Wow. Another light bulb moment thanks to MN feminist board. Thanks Beachcomber, that's so succinctly put.

SinisterSal · 02/08/2013 20:25

Gotcha Beachcomber Grin
And agree with Basil in the post above. very clear.

minnehaha · 02/08/2013 22:20

What a load of f***g bollocks!

minnehaha · 02/08/2013 22:33

Sorry for the outburst, but as they say, until you've walked a mile in my shoes etc., etc. It's all well and good harping on about the 'myth' of the happy hooker, but all of you are likewise swallowing the myths.

scallopsrgreat · 02/08/2013 23:19

Thank you Beachcomber for your great articulation about consent and the Catherine MacKinnon quote. Another one who has had a lightbulb moment.
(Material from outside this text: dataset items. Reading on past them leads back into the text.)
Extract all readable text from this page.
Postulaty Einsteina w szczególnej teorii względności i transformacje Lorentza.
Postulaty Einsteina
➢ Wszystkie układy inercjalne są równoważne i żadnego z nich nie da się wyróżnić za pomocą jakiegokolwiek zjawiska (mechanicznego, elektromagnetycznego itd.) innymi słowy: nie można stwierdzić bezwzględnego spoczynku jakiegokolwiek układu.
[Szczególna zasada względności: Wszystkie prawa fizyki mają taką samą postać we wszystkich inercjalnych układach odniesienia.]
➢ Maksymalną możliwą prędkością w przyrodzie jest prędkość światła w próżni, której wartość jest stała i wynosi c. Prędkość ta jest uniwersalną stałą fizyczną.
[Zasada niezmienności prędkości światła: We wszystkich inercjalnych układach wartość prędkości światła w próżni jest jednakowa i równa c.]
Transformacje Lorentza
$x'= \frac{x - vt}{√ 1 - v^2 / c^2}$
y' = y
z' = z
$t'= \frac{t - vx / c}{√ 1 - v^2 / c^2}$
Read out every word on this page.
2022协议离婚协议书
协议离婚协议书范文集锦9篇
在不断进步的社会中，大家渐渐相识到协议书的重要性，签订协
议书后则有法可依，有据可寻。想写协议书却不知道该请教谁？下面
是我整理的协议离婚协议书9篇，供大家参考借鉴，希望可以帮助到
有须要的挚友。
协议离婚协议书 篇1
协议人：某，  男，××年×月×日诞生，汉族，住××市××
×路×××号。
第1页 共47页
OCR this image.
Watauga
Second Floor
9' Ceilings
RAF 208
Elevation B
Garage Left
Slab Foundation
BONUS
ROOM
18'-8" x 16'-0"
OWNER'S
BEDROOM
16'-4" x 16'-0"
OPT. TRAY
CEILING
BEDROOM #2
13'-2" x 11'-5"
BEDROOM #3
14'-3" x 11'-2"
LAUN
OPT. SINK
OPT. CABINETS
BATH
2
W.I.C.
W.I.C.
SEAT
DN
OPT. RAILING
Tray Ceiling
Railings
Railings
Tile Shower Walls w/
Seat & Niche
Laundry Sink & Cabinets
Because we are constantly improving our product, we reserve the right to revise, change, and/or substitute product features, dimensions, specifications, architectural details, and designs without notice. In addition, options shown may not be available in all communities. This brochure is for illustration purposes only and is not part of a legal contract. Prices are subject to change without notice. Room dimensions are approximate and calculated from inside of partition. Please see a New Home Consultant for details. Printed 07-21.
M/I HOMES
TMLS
It's helped explain what I knew in my heart but didn't know why I knew it IYSWIM.

CaptChaos · 03/08/2013 06:36

Another thanking beachcomber for the lightbulb moment. I've had a chance to mull over the MacKinnon quote and it does make absolute sense.

I've also only just read the definition of rape in law, my assumptions about what is defined as rape were slightly off to say the least. Would I be wrong in thinking that, even should a prostitute manage to bring a prosecution against a punter for rape, he would be able to use the fact that he had paid her as his defence wrt to him reasonably believing she had consented? How then would a prostitute ever be able to see their rapist punished? Also given that, by definition, sex with a prostitute is rape, how can anyone justify legalising it?

More thinking aloud, so apologies, so glad to have this relatively safe space in which to formulate and test out ideas.